I think I’ve tracked down the issue.
Huge thanks to @blurfl for finding the tool to inspect the heap. After taking a look at it, it was pretty clear that fragmentation wasn’t the issue. It looked exactly like we would expect it to (yay!)
The only other thing that I could think of that could hold onto and build error over the course of a run was the integral term of the PID controller, and that seems to have been the issue. The integrator term was winding up and saturating making the machine move in a jerky way.
I’ve reduced the value of _Ki and now it seems to be happy. The drawback is that when the machine first powers up it takes a second or two longer to compensate for the weight of the sled.
Bonus points to @seware for calling that it wasn’t a heap issue!
I’m going to add an option to change the PID tuning values from the Advanced Settings in Ground Control so that anyone who wants to can easily play with them, and maybe we’ll find a better set
_Ki was going to be my second guess. (actually I just thought it referred to a fraternity)
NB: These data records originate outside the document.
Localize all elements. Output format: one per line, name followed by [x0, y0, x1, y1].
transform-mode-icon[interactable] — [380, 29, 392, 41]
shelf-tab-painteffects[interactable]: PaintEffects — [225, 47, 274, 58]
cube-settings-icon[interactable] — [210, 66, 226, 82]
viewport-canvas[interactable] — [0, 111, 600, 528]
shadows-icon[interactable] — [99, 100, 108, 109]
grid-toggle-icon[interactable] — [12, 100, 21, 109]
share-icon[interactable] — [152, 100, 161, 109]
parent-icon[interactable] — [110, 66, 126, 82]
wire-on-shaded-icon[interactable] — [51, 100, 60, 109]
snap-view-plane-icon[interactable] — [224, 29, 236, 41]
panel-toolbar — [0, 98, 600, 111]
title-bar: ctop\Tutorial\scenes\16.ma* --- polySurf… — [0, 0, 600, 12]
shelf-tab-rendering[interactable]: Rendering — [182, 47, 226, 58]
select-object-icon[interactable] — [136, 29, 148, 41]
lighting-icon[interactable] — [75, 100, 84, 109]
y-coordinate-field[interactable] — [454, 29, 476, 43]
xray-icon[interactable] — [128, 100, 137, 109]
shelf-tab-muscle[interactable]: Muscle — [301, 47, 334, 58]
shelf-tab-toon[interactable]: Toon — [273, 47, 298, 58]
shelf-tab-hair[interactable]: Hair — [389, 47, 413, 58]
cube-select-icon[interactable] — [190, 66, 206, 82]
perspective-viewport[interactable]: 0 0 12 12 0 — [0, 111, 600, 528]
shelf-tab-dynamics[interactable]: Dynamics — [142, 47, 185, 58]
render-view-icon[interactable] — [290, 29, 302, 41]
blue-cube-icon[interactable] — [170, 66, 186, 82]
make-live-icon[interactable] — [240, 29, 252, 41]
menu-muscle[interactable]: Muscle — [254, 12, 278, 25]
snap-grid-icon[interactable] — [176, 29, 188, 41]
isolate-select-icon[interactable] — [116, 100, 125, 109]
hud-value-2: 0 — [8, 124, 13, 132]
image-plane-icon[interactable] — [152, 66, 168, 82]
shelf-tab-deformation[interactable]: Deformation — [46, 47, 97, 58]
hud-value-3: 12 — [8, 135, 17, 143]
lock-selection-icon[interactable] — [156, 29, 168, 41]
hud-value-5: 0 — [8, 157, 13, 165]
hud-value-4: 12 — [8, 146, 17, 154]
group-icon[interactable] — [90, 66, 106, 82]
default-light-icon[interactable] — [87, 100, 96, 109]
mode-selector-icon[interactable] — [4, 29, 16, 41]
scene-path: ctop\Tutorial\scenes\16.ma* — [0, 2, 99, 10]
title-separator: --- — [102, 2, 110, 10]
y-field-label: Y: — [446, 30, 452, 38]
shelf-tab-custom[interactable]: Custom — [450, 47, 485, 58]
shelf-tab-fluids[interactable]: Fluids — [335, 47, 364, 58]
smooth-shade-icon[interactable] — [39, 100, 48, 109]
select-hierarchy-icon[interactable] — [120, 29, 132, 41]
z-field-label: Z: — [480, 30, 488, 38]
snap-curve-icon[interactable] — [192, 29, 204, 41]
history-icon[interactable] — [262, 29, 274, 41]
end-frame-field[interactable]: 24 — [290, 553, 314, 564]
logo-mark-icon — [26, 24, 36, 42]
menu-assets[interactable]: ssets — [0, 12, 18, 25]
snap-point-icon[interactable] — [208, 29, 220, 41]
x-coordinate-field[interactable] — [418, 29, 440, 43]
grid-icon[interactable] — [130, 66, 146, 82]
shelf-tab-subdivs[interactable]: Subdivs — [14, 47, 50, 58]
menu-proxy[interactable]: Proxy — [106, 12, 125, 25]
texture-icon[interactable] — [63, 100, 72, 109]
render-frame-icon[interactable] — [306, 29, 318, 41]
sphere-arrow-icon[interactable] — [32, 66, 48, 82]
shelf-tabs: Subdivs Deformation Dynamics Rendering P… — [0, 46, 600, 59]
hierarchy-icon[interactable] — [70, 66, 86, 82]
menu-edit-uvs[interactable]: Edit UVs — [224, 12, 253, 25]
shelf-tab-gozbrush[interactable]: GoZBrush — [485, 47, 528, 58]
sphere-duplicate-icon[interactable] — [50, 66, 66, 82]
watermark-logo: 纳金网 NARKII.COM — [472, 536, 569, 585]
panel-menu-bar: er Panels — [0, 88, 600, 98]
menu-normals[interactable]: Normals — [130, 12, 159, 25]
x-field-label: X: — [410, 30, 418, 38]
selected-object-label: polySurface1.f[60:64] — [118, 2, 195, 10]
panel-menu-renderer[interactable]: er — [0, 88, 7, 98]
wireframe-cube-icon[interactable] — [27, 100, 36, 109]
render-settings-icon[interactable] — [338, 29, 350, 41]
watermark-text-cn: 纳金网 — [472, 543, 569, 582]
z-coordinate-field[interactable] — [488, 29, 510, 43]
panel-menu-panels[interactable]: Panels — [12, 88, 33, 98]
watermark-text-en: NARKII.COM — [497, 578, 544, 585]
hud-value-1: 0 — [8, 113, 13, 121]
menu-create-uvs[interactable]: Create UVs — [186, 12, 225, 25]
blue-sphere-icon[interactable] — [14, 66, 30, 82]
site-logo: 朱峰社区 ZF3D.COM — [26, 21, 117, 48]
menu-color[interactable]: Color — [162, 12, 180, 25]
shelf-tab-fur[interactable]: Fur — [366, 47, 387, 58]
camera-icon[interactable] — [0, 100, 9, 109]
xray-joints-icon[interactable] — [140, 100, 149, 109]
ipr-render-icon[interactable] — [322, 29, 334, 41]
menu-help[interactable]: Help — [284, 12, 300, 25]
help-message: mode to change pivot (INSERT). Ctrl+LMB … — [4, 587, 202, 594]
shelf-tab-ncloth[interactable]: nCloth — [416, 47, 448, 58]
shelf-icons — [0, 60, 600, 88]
Nice work bar. You have a knack for troubleshooting.
And to everyone else who is regularly contributing. Some very cool people here.
I noticed the right motor (the end where my laptop is) would buzz anytime the z was tweaked, for example when zeroing the bit. Does this eliminate that?
Thanks @seware! I get to listen to everyone’s suggestions and then I look smart
@mooselake That hum is normal, it’s just the sound of the PWM signal which control the motor. The left motor sounds different from the right motor because they are controlled using different PWM sources due to the fact that the pin which controls the left motor is also used by the timer which is used to trigger the PID loops to recompute. We’ll probably make them both sound the same eventually just for everyone’s sanity, but they should function the same
Sweet. Thank you so much.
I was close in my guess that:
But honestly, I am well over my head here so that is nothing more than dumb luck.
Still a pretty spot on guess!
I couldn’t tell if the left end buzzed; it was over 10 feet away and I had the laptop on the end of a lumber pile. To be more specific, I was only moving the Z (tweaking the bit position a, well, bit at time to zero it), not X/Y, and a bit surprised that there was any activity on the other axes every time the Z moved.
It looked like the sled didn’t move.
Is there any way you could implement an autotune feature in the future? Every sled will be different. BTW, I’m an ignorant PIDder (hopefully not PIDdler), but do know an expert on another forum
The results of the change to Ki are night and day. Everything runs and sounds so much smoother now. When performing a drilling step, the XY positioning remains extremely constant and the motors don’t sound like they are struggling.